Город опустел. Фабрики закрывались, рабочие подавались кто в продотряды, кто по деревням, совсем отчаявшиеся брели куда глаза глядят, лишь бы подальше от декретов, обнаглевших чекистов в скрипучих кожанах, от всей этой обрыдлой, словно кость в горле засевшей, советской власти. На улицах между булыжниками пробивалась трава, парки и сады дичали, зарастали лебедой. Прекрасные дворцы стояли в забвении, расстрелянные окна их были мертвы, словно пустые глазницы. Порядка не было.
По вечерам появлялись какие-то люди, страшные, бородатые, и на людей-то не похожие, заглядывали в окна, бродили по лестницам, неслышно пробовали дверные ручки. И если кто не уберегся, не заложился на полдюжины щеколд и болтов – беда. Слышался шорох, и в квартиру врывались неизвестные, вязали обитателей электрическим проводом. Потом уже выносили добро, неспешно, все до последней нитки. Кого бояться, милиция бездействовала.
Когда поспели ягоды, стало и вовсе страшно, в городе началась холера. Люди в корчах падали на улицах, мучились, захлебывались рвотой, многие так и умирали – никто их не лечил, да и чем? Не было даже хлорки для обеззараживания трупов. Наступал голод. На рынке за пуд картошки заламывали аж две пары брюк. На муку, манку, деревенское сало с легкостью обменивались граммофоны, зеркала, двуспальные кровати, всякие замысловатые барские штучки – пришли золотые времена для спекулянтов-мешочников. Правда, торговать, равно как и покупать, было опасно. Все чаще на рынках устраивались облавы, со стрельбой, смертоубийствами, тотальными конфискациями, причем все ценное обычно изымалось в пользу тех, кто совершал налет.

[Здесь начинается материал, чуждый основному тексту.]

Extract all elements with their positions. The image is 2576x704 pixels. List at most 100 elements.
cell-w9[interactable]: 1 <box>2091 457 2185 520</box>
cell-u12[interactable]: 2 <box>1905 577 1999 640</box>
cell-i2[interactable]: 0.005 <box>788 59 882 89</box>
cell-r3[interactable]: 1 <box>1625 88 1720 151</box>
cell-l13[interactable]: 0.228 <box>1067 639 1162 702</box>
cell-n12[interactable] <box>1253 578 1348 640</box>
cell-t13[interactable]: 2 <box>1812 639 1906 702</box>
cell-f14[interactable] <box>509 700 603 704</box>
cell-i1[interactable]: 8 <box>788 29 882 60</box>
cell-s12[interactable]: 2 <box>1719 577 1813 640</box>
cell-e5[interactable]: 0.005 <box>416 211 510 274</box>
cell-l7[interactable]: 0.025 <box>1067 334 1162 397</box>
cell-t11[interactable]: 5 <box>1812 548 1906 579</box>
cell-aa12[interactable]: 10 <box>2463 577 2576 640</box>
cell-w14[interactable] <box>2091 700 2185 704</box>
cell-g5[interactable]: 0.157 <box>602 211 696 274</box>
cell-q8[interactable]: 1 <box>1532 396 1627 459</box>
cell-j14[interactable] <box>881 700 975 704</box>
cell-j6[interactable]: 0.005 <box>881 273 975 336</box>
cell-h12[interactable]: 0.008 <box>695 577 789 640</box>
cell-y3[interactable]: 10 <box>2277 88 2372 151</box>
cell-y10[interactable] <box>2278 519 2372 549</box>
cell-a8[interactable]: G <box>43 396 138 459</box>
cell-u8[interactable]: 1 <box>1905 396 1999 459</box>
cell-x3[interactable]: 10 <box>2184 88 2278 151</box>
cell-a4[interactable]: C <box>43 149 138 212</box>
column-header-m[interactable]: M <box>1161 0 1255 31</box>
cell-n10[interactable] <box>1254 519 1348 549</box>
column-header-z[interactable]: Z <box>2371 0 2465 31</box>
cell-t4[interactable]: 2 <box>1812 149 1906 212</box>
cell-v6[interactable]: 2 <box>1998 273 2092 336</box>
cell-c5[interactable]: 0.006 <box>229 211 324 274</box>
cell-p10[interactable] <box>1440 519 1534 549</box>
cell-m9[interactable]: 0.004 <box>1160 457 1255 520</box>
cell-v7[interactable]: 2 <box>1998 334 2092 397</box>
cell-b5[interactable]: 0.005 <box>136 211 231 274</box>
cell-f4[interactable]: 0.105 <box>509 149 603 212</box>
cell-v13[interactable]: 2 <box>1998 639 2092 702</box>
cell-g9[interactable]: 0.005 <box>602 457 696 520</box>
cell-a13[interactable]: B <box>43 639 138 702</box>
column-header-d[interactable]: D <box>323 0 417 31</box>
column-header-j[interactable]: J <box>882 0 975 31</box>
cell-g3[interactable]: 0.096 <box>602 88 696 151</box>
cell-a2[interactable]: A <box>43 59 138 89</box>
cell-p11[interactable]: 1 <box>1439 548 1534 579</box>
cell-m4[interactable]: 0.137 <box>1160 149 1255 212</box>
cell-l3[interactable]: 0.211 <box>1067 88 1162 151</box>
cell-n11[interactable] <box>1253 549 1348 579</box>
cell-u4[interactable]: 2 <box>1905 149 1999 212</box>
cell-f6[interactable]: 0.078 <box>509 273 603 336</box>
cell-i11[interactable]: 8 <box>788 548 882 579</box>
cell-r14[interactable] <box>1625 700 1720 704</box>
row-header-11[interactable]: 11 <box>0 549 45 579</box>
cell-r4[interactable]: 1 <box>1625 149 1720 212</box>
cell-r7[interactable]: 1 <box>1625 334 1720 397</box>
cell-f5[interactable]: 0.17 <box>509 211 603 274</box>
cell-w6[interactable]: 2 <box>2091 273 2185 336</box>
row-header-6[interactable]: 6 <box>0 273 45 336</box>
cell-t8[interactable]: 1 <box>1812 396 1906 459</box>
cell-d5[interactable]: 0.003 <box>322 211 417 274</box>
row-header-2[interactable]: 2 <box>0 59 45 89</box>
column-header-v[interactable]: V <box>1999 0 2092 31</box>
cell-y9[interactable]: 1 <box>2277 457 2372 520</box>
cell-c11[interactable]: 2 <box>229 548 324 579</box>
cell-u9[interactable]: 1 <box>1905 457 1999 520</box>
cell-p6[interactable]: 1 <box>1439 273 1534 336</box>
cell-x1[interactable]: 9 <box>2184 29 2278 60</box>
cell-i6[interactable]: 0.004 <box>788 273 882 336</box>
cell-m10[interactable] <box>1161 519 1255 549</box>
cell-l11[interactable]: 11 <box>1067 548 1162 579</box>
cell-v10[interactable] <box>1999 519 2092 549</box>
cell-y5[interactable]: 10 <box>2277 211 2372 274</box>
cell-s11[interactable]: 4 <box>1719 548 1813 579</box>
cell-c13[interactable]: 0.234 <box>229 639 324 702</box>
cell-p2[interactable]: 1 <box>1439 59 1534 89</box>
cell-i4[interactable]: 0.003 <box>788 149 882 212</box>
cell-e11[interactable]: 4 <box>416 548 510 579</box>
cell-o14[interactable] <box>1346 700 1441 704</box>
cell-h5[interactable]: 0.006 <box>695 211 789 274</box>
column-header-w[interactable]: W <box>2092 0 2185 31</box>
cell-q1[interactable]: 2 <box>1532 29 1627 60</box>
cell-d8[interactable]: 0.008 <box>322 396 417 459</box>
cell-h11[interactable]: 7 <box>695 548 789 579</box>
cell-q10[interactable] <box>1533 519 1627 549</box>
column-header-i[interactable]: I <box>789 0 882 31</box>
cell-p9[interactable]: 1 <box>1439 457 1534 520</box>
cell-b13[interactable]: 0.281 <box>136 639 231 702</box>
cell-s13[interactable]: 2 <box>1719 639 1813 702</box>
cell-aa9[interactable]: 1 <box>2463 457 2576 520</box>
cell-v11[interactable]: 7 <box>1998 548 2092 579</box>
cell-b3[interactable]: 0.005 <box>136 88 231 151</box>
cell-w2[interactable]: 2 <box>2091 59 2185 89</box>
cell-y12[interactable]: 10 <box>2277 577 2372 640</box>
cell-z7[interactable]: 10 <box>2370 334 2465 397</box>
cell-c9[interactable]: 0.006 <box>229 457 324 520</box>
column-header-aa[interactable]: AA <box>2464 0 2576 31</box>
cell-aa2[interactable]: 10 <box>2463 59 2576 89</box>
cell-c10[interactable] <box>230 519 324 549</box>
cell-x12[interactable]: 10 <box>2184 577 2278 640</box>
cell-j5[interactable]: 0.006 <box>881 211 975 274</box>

Чекистов, чоновцев в народе не любили. Шел упорный слух, будто бы они все обрезаны, причащаются православной кровью и свои пятиугольные звезды крепят на фуражки кверху рогами, а это есть знак дьявольский, печать антихристова. Неспокойно было в городе, тревожно. Все ждали небывалого, ужасающей беды. Уже кто-то видел черта на Троицком мосту, а это верный признак грядущего потопа, великих вод. Другие говорили, что закаты мрачны, багровы необычно, будто налиты кровью, и все это не к добру, ох как не к добру. Грядет что-то.
А пока – очереди у распределительных пунктов, где дают лавровый лист и селедку, лошадиная падаль на торцах у Гостиного двора, ямы провалившейся мостовой, огромный дощатый куб на Знаменской площади, укрывающий бронзовую громаду российского императора. И всюду плакаты, транспаранты, воззвания. Советы, социализм, революция. Тьфу. Невесело было летом в Петрограде, совсем невесело.
В Москве тоже особого душевного подъема не наблюдалось. В Кремле ломали головы над извечным русским вопросом: что делать? По всей стране разгоралась крестьянская война, полыхало почище, чем при Разине и Пугачеве. Пенза, Орел, Задонск, Ливны, Пермь, Вятка, Димитров… Сто двадцать два броневика было в Красной армии, и сорок пять из них пришлось задействовать на внутреннем фронте. Больше, чем против Деникина! Да еще из Питера пришли тревожные вести – опять воруют. На самом верху, посылая грузы налево при посредстве частных скандинавских фирм и помещая деньги в банках Швейцарии. Виноватых нашли быстро – Урицкий и председатель кронштадтского ЧК князь Андронников, друг покойного Распутина, бывший чиновник по особым поручениям при обер-прокуроре Синода, назначенный на ответственный революционный пост по личной рекомендации Дзержинского. Вот ведь неймется, кажется, давно ли ликвидировали проворовавшегося Володарского? В назидание всем.